Etwas betreten gab Scheidemann Botte das Geld und drückte ihm die Hand. "Machen Sie es gut, und grüßen Sie die Genossen von mir."

"Danke schön, vielen Dank, Genosse Scheidemann", stieß Botte hervor und stürmte davon, Kinkel völlig übersehend, der reserviert "Adieu" gemurmelt hatte.

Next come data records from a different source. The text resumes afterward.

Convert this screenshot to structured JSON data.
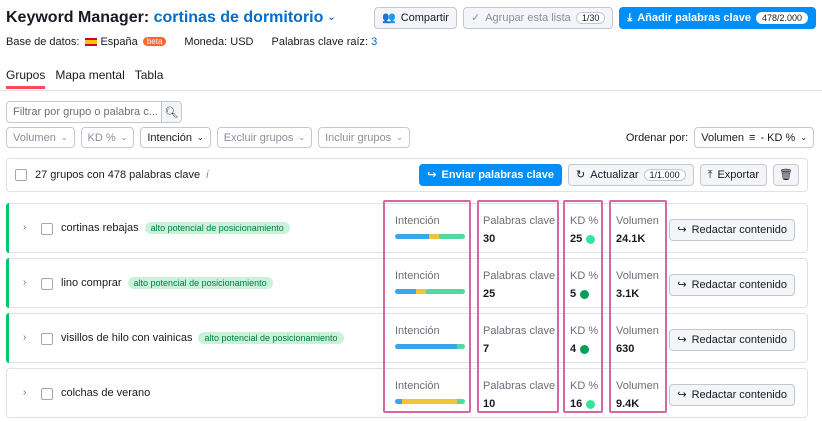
{
  "header": {
    "title_prefix": "Keyword Manager:",
    "title_list": "cortinas de dormitorio",
    "share_label": "Compartir",
    "group_label": "Agrupar esta lista",
    "group_count": "1/30",
    "add_label": "Añadir palabras clave",
    "add_count": "478/2.000"
  },
  "meta": {
    "db_label": "Base de datos:",
    "db_value": "España",
    "db_badge": "beta",
    "currency_label": "Moneda: USD",
    "root_label": "Palabras clave raíz:",
    "root_value": "3"
  },
  "tabs": [
    {
      "label": "Grupos",
      "active": true
    },
    {
      "label": "Mapa mental",
      "active": false
    },
    {
      "label": "Tabla",
      "active": false
    }
  ],
  "filter": {
    "placeholder": "Filtrar por grupo o palabra c..."
  },
  "filters": [
    {
      "label": "Volumen"
    },
    {
      "label": "KD %"
    },
    {
      "label": "Intención"
    },
    {
      "label": "Excluir grupos"
    },
    {
      "label": "Incluir grupos"
    }
  ],
  "order": {
    "label": "Ordenar por:",
    "value": "Volumen",
    "value2": "- KD %"
  },
  "summary": {
    "text": "27 grupos con 478 palabras clave",
    "info": "i",
    "send_label": "Enviar palabras clave",
    "update_label": "Actualizar",
    "update_count": "1/1.000",
    "export_label": "Exportar"
  },
  "columns": {
    "intent": "Intención",
    "keywords": "Palabras clave",
    "kd": "KD %",
    "volume": "Volumen",
    "action": "Redactar contenido"
  },
  "groups": [
    {
      "name": "cortinas rebajas",
      "badge": "alto potencial de posicionamiento",
      "keywords": "30",
      "kd": "25",
      "kd_color": "#37e39b",
      "volume": "24.1K",
      "intent": [
        {
          "share": 0.48,
          "color": "#3aa5e8"
        },
        {
          "share": 0.15,
          "color": "#f4c23b"
        },
        {
          "share": 0.37,
          "color": "#54d8a3"
        }
      ]
    },
    {
      "name": "lino comprar",
      "badge": "alto potencial de posicionamiento",
      "keywords": "25",
      "kd": "5",
      "kd_color": "#009f57",
      "volume": "3.1K",
      "intent": [
        {
          "share": 0.3,
          "color": "#3aa5e8"
        },
        {
          "share": 0.14,
          "color": "#f4c23b"
        },
        {
          "share": 0.56,
          "color": "#54d8a3"
        }
      ]
    },
    {
      "name": "visillos de hilo con vainicas",
      "badge": "alto potencial de posicionamiento",
      "keywords": "7",
      "kd": "4",
      "kd_color": "#009f57",
      "volume": "630",
      "intent": [
        {
          "share": 0.88,
          "color": "#3aa5e8"
        },
        {
          "share": 0.12,
          "color": "#54d8a3"
        }
      ]
    },
    {
      "name": "colchas de verano",
      "badge": "",
      "keywords": "10",
      "kd": "16",
      "kd_color": "#37e39b",
      "volume": "9.4K",
      "intent": [
        {
          "share": 0.1,
          "color": "#3aa5e8"
        },
        {
          "share": 0.78,
          "color": "#f4c23b"
        },
        {
          "share": 0.12,
          "color": "#54d8a3"
        }
      ]
    }
  ]
}
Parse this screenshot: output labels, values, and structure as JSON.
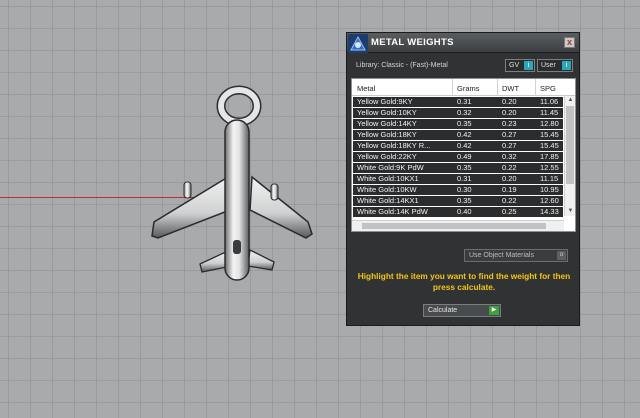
{
  "panel": {
    "title": "METAL WEIGHTS",
    "close_label": "x",
    "library": "Library: Classic - (Fast)-Metal",
    "unit_buttons": [
      {
        "label": "GV",
        "badge": "i"
      },
      {
        "label": "User",
        "badge": "i"
      }
    ],
    "table": {
      "headers": [
        "Metal",
        "Grams",
        "DWT",
        "SPG"
      ],
      "rows": [
        {
          "metal": "Yellow Gold:9KY",
          "grams": "0.31",
          "dwt": "0.20",
          "spg": "11.06"
        },
        {
          "metal": "Yellow Gold:10KY",
          "grams": "0.32",
          "dwt": "0.20",
          "spg": "11.45"
        },
        {
          "metal": "Yellow Gold:14KY",
          "grams": "0.35",
          "dwt": "0.23",
          "spg": "12.80"
        },
        {
          "metal": "Yellow Gold:18KY",
          "grams": "0.42",
          "dwt": "0.27",
          "spg": "15.45"
        },
        {
          "metal": "Yellow Gold:18KY R...",
          "grams": "0.42",
          "dwt": "0.27",
          "spg": "15.45"
        },
        {
          "metal": "Yellow Gold:22KY",
          "grams": "0.49",
          "dwt": "0.32",
          "spg": "17.85"
        },
        {
          "metal": "White Gold:9K PdW",
          "grams": "0.35",
          "dwt": "0.22",
          "spg": "12.55"
        },
        {
          "metal": "White Gold:10KX1",
          "grams": "0.31",
          "dwt": "0.20",
          "spg": "11.15"
        },
        {
          "metal": "White Gold:10KW",
          "grams": "0.30",
          "dwt": "0.19",
          "spg": "10.95"
        },
        {
          "metal": "White Gold:14KX1",
          "grams": "0.35",
          "dwt": "0.22",
          "spg": "12.60"
        },
        {
          "metal": "White Gold:14K PdW",
          "grams": "0.40",
          "dwt": "0.25",
          "spg": "14.33"
        }
      ]
    },
    "use_object_materials": "Use Object Materials",
    "use_object_toggle": "o",
    "instruction": "Highlight the item you want to find the weight for then press calculate.",
    "calculate_label": "Calculate",
    "calculate_icon": "▶"
  },
  "colors": {
    "viewport_bg": "#a9aaac",
    "panel_bg": "#303233",
    "row_bg": "#2b2c2e",
    "instruction_text": "#f5c516",
    "accent_cyan": "#29a6b8",
    "go_green": "#3fa33c",
    "axis_red": "#b5322f"
  },
  "icons": {
    "logo": "rhino-app-icon",
    "close": "close-icon",
    "scroll_up": "arrow-up-icon",
    "scroll_down": "arrow-down-icon",
    "go": "play-arrow-icon"
  }
}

Während der Kutscher den Koffer nach oben trug, standen die beiden und schauten dem in der Dunkelheit verschwindenden Botte nach. Verwundert fragte Kinkel: "Wollen Sie wirklich in Pankow referieren, Genosse Scheidemann?"

Der Gefragte sah seinen Adlatus mit einem mitleidigen Blick an.

"Tscha, aber ..."

"Gehen wir hinauf", bremste ihn Scheidemann, "eine kleine Lektion über die Kunst des Dilatorischen scheint mir angebracht zu sein. Schlägt man mit zwingenden Gründen mehrmals Terminänderungen vor, werden es die Antragsteller bald leid. Wenn nicht, bleibt als letzte Möglichkeit ein Wink an die Partei in Pankow, die Versammlung abzulehnen. Schließlich sitzen dort im Jugendausschuss auch noch reifere Genossen als dieser Botte, nicht wahr?"

Ehrlich verblüfft über die Klugheit seines Meisters, gestand Kinkel: "Ich muss noch viel lernen, Genosse Scheidemann."